Spaceship One a success!!!........................

.....................Instapundit has a collection of details.

"
A rocket plane soared above Earth's atmosphere Monday in the first privately financed manned spaceflight, then glided back to Earth for an unpowered landing.

SpaceShipOne pilot Mike Melvill was aiming to fly 62 miles above the Earth's surface. The exact altitude reached was not immediately confirmed by radar.

The ship touched down at Mojave Airport to applause and cheers at 8:15 a.m. PDT, about 90 minutes after it was carried aloft slung under the belly of the jet-powered White Knight. . . .

Burt Rutan, and the project was funded by Microsoft co-founder Paul Allen, who would only describe the cost as being in excess of $20 million.

"Clearly, there is an enormous, pent-up hunger to fly in space and not just dream about it," Rutan said Sunday. "Now I know what it was like to be involved in America's amazing race to the moon in the '60s." . . .

NASA also is interested, said Michael Lembeck, requirements division director of the space agency's Office of Exploration Systems.

"We need people like Burt Rutan with innovative ideas that will take us to the moon and Mars," he said from the National Aeronautics and Space Administration headquarters. "Folks like Burt bring a different way of doing business."

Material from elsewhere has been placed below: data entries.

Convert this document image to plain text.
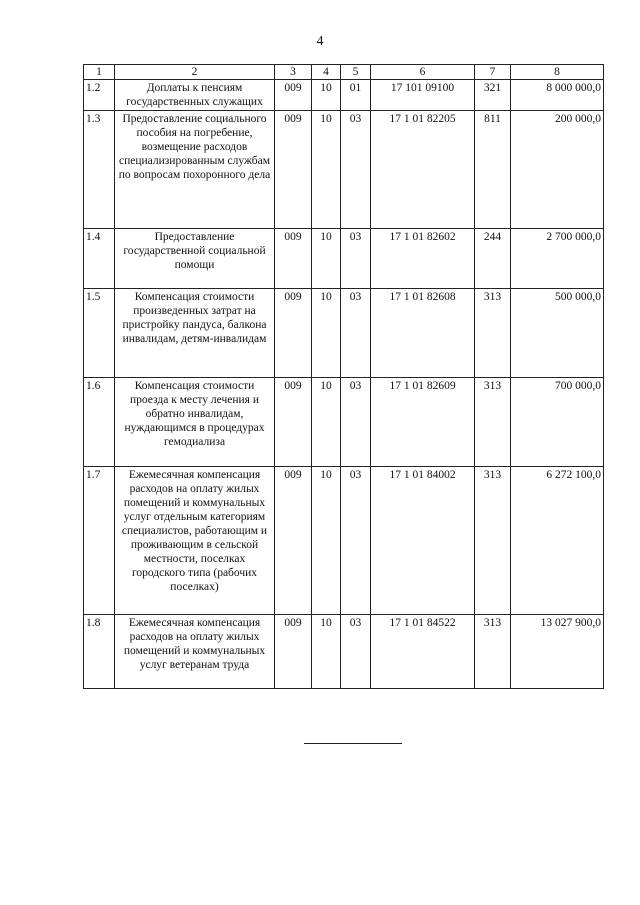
4
1	2	3	4	5	6	7	8
1.2	Доплаты к пенсиям государственных служащих	009	10	01	17 101 09100	321	8 000 000,0
1.3	Предоставление социального пособия на погребение, возмещение расходов специализированным службам по вопросам похоронного дела	009	10	03	17 1 01 82205	811	200 000,0
1.4	Предоставление государственной социальной помощи	009	10	03	17 1 01 82602	244	2 700 000,0
1.5	Компенсация стоимости произведенных затрат на пристройку пандуса, балкона инвалидам, детям-инвалидам	009	10	03	17 1 01 82608	313	500 000,0
1.6	Компенсация стоимости проезда к месту лечения и обратно инвалидам, нуждающимся в процедурах гемодиализа	009	10	03	17 1 01 82609	313	700 000,0
1.7	Ежемесячная компенсация расходов на оплату жилых помещений и коммунальных услуг отдельным категориям специалистов, работающим и проживающим в сельской местности, поселках городского типа (рабочих поселках)	009	10	03	17 1 01 84002	313	6 272 100,0
1.8	Ежемесячная компенсация расходов на оплату жилых помещений и коммунальных услуг ветеранам труда	009	10	03	17 1 01 84522	313	13 027 900,0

I first heard of the whole X-Prize deal about a year ago when Bill Whittle spoke about it in this essay. It's long but definitely worth reading the whole thing..

An excerpt-

If I hear another soul talk about the death of American ingenuity, I will bring them out here to meet those normal, smiling, somewhat scruffy, every-day rocket scientists at XCOR. I will introduce them to test pilot Dick Rutan, and his brother Burt. Burt Rutan is one of those people whose work you cannot look at without the word genius escaping your lips in a hushed whisper, unconsciously. His company, Scaled Composites, a few doors down, has a working, flying spacecraft.

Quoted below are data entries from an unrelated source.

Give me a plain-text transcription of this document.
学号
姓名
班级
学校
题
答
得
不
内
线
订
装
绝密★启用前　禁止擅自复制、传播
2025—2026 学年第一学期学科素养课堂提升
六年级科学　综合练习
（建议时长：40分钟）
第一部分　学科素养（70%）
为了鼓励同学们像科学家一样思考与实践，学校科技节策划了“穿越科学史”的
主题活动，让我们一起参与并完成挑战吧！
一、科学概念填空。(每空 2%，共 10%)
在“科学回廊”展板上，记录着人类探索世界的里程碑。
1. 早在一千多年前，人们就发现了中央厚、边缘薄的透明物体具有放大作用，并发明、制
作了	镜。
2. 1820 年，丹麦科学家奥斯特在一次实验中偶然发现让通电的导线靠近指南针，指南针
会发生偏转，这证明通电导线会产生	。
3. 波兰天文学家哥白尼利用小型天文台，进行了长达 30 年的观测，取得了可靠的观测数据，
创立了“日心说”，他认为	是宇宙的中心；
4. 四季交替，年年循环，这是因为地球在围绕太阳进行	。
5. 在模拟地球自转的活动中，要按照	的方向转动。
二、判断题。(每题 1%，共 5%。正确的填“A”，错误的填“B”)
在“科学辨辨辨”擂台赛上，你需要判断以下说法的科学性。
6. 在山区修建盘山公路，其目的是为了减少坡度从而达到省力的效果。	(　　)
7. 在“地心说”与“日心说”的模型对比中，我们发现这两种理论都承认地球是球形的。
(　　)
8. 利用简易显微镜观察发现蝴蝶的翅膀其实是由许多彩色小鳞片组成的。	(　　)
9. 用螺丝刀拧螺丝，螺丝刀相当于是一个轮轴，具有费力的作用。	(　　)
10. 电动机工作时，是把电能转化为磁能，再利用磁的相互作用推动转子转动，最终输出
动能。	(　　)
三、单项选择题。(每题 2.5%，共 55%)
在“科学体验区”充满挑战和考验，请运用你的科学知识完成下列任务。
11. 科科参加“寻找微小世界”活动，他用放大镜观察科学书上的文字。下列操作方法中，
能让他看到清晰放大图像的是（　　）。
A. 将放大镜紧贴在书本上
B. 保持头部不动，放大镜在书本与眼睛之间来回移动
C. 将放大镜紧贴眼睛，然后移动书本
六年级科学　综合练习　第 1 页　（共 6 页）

No, that’s not fair. They’ve got a working, flying space launch system. And they are going, by God! They are flying into Space. The whole lot of them: XCOR, Scaled, a few others.

This is the Trinity I wanted to show you. It’s not just aerospace – it’s all through the very fiber of this magnificent, brilliant country of ours.

These people are using their own money, their own freedom and their own ingenuity to do what governments wont give them the means to do: follow that ultimate dream, into and through that deep, delirious, burning blue and out into by-God outer space! Well, if you want to be an astronaut, here in America you can build your own spaceship and you can go.

These people, these private citizens, are the best people there are. Smart, dedicated, disciplined dreamers who have the guts and the savvy to do what all of Europe, or all of China, or Japan, have yet to do: fly in space. XCOR needs about $10 million to build a working space plane: that's about the promotional budget for Legally Blonde 2. No one knows what Burt as spent at Scaled. We only know it wasn’t tax money and no one has ever been killed working for him over the past quarter century of tearing out the foundations of what we thought we could do.

I have one thing to say to these people:

ME!! PICK ME!!





Today the folks on board Spaceship One successfully broke the 100KM barrier, without any government funding or assistance, proving again that no boundary is unbreakable as long as humankind is able to push the limits of their abilities.

Congratulations guys, after I win the lottery I want to buy the first ticket to space available. How cool would that be?